Georges poussa sur ses bras et son corps se détacha de celui de Colette. Cette dernière avait les yeux dilatés par l'extase qui l'avait éblouie, et la température de ses joues en feu. Les boucles de ses cheveux humides collaient sur son front comme celle d'une poupée bon marché. Elle sourit d'un sourire nouveau qui ne laissait pas seulement découvrir ses dents mais aussi sa félicité. Georges en la prenant, lui avait tout donné, en la possédant, l'avait libérée. Il avait franchi toutes ses frontières, passé par des territoires encore sauvages et, finalement, était entré dans une région où la matière avait disparu pour faire place à une forêt de sentiments inconnus et là, dans une petite clairière, leurs âmes avaient fusionné. Durant leur union, Colette s'était accrochée de toutes ses forces à la chair de Georges et, avec l'anxiété de trop de bonheur, fermant les yeux pour se mieux concentrer, abandonnée, ne craignant plus pour la première fois de perdre le contrôle d'elle-même, elle l'avait perdu ! Dans un cri de jouissance et de réjouissance, elle avait enfin découvert le goût du don de soi.

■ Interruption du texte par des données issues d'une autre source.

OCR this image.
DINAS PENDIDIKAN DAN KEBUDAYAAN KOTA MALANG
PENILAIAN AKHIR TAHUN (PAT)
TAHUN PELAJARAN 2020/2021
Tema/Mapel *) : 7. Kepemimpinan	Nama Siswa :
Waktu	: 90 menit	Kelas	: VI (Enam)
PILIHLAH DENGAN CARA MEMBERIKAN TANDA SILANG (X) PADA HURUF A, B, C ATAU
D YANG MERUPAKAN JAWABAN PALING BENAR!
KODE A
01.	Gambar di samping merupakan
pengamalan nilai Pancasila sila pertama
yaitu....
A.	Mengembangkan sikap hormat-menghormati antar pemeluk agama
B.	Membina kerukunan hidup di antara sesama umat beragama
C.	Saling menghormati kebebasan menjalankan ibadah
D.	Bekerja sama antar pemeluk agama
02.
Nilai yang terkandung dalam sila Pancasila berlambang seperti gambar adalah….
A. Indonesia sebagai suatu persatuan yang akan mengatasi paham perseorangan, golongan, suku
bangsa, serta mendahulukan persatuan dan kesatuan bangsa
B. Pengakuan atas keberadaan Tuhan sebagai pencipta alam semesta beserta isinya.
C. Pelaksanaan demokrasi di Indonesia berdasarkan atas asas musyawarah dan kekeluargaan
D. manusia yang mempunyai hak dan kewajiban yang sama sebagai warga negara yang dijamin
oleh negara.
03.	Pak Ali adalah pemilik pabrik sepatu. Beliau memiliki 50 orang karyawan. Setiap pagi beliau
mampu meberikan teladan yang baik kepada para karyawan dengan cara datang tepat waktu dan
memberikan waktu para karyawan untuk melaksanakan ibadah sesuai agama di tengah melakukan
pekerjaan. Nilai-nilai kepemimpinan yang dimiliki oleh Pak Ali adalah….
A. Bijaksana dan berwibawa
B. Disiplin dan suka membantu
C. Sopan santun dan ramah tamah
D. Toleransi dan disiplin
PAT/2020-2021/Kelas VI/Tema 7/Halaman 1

Etendue, les entrailles tremblantes, Colette remerciait le ciel pour la tempête qu'il lui avait envoyée et qui l'avait poussée, allongée sur sa nef, vers le pays ou régnait Georges. Au bout de son voyage, elle reposait, et le lit, sous elle, semblait encore se balancer au rythme des vagues géantes de sa première traversée. Dans ce nouveau royaume, elle ne respirerait plus désormais que l'haleine de son roi, ne se nourrirait plus que de ses caresses et de tout ce dont il était fait.
Georges la dévisagea longuement, s'émerveillant de la capacité qu'elle avait à faire, littéralement, l'amour. Colette, usant de toute son adresse, de toutes son énergie, de tout son corps, faisait apparaître un amour palpable et, tel un sorcier qui applique sur le front d'un " possédé " une colombe égorgée, elle lui plaçait cet amour sur le cœur, et miraculeusement, il était heureux. Les bras de Georges se mirent à trembler et Colette lui dit :
«Allonge-toi, mon chéri, tu dois être fatigué. »

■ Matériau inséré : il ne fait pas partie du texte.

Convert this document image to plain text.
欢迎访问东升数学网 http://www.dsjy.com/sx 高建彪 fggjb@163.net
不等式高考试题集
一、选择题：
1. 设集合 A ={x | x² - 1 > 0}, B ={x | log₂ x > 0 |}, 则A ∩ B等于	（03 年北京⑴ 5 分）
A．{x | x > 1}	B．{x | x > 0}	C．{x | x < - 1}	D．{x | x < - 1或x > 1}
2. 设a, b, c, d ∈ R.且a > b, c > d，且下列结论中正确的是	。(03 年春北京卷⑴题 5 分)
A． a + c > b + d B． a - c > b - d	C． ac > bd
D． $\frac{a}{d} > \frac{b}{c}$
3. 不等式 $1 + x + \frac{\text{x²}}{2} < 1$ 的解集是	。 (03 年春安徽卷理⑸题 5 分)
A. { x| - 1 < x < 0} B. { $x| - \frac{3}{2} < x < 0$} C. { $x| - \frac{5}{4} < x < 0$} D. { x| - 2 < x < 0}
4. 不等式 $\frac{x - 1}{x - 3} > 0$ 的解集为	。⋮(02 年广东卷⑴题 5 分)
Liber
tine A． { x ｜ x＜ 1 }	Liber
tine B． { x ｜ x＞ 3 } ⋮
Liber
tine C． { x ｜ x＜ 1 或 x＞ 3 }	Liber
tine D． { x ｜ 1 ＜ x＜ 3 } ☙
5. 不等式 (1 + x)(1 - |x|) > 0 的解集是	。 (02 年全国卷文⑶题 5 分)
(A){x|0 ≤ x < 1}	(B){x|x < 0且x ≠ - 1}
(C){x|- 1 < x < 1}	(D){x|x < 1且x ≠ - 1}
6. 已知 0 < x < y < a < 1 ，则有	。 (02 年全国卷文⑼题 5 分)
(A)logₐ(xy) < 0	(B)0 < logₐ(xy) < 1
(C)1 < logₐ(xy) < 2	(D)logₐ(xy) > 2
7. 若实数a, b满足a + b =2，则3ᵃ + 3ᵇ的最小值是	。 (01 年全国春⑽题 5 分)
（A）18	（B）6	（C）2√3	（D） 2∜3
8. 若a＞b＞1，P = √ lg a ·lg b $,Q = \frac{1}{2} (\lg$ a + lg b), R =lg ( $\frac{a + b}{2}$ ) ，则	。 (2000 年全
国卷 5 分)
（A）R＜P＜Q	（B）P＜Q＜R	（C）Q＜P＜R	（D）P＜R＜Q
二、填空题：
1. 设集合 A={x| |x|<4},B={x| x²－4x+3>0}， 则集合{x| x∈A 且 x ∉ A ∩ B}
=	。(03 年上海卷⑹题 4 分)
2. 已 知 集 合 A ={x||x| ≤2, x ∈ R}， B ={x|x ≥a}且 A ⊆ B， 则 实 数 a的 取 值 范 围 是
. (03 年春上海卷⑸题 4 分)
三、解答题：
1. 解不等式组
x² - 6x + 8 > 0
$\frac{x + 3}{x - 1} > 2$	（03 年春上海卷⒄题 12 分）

Après qu'il eut obéi, Colette, lui caressant du bout des doigts les cheveux, soupira :
« Comment se fait-il que je t'aime tant ?
- Parce que je t'aime tant.
- Tout s'est passé si vite ! Je n'arrive pas à y croire ! Je ne savais pas que mon corps était capable de réagir avec la même intensité que celle de mes sentiments. Je veux dire que je ne savais pas que… ma sexualité pouvait servir si bien de support à mon amour…
- De piédestal.
- Georges, je n'ai jamais eu d'amant !
- Pourquoi me dis-tu cela ?
- Parce que je tiens à ce que tu saches qu'avant toi, aucun homme ne m'a attirée. Avec toi, tout parait normal et naturel.
- Aimes-tu ton mari ?
- Non. Crois-tu que je serais ici, si je l'aimais ?
- Je ne sais pas.
- Si je l'aimais personne au monde n'aurait pu m'arracher à lui. L'amour n'est pas aveugle, ce sont ceux qui aiment qui le sont. Il suffit d'aimer quelqu'un pour ne plus être capable de distinguer les autres. Par exemple, en ce moment, il m'est impossible de penser à quelqu'un d'autre que toi. Tu es tout ce dont j'ai besoin et tout ce que je désire. »
Georges était complètement détendu. Il aimait Colette et en était conscient.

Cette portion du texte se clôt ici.